The list of the schemes for disability groups is vast and is a reminder how much the third sector has taken on the responsibility for service provision that used to be in the public sector. This is not a Northern Ireland phenomena – it’s across the UK. What is more a feature of Northern Ireland is the level of economic inactivity. It has been top of the UK rankings for most of the past 30 years. According to Wylie, some of the levels of ill health relate to the years of conflict. But whatever the reason, this is a part of the UK that undoubtedly will need targeted support for years to come.
Writing earlier this year in a submission to the Scottish parliament’s Inquiry into, European Structural and Investment Funds, Steve Fotergill stated:
“In practice, the new UK Shared Prosperity Fund needs to be fully in place by the end of 2020 so that there is no damaging hiatus in funding.

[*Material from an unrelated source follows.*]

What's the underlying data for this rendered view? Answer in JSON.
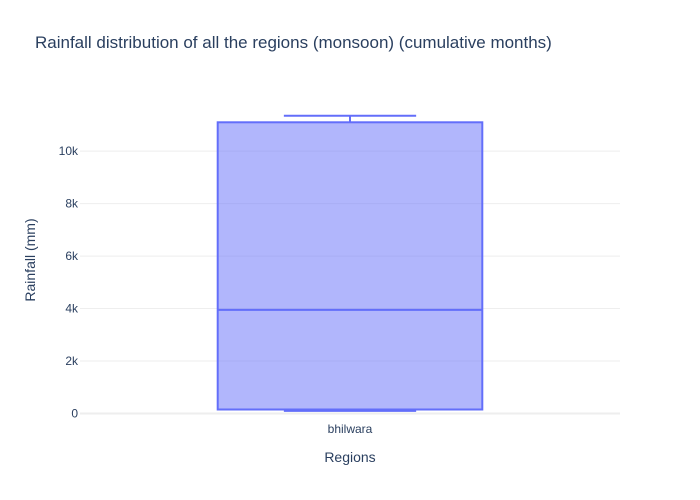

Beyond the end of 2020 it will not be possible to make new EU-funded commitments even though actual spending on EU-funded projects will continue for up to a further three years. The new fund also needs to be set up on a multi-annual basis, like the EU funds it replaces, if it is to create certainty, foster stability and allow the proper planning of ambitious projects.
“The Treasury does not need to find new money to pay for the UK Shared Prosperity Fund. This is money that would have been handed over to Brussels and then returned as EU aid. In its supporting documentation for the Chancellor’s 2018 Spring Statement, the Office for Budget Responsibility identifies more than £13bn a year that will eventually no longer be paid over to the EU, beginning with £3.0bn in 2020-21 and rising steeply thereafter as spending commitments tail off”.
In other words, in theory the money is there, but it depends on whether the political will is. And with the current financial as well as health crisis it may be that the chancellor needs, or wants, to “repurpose” this money.
This weekend may see a deal between the EU and the UK emerge, or we may be heading for that cliff edge. Either way, businesses need to know. But it’s not just business; the level of uncertainty hanging over those who benefit from European funding is significant. For some of the most socially marginalised and most dependent on help time is running out. Like the rest of us they just need to know what the government intends to do so that everyone can plan for those promised sunlit uplands come January 2021.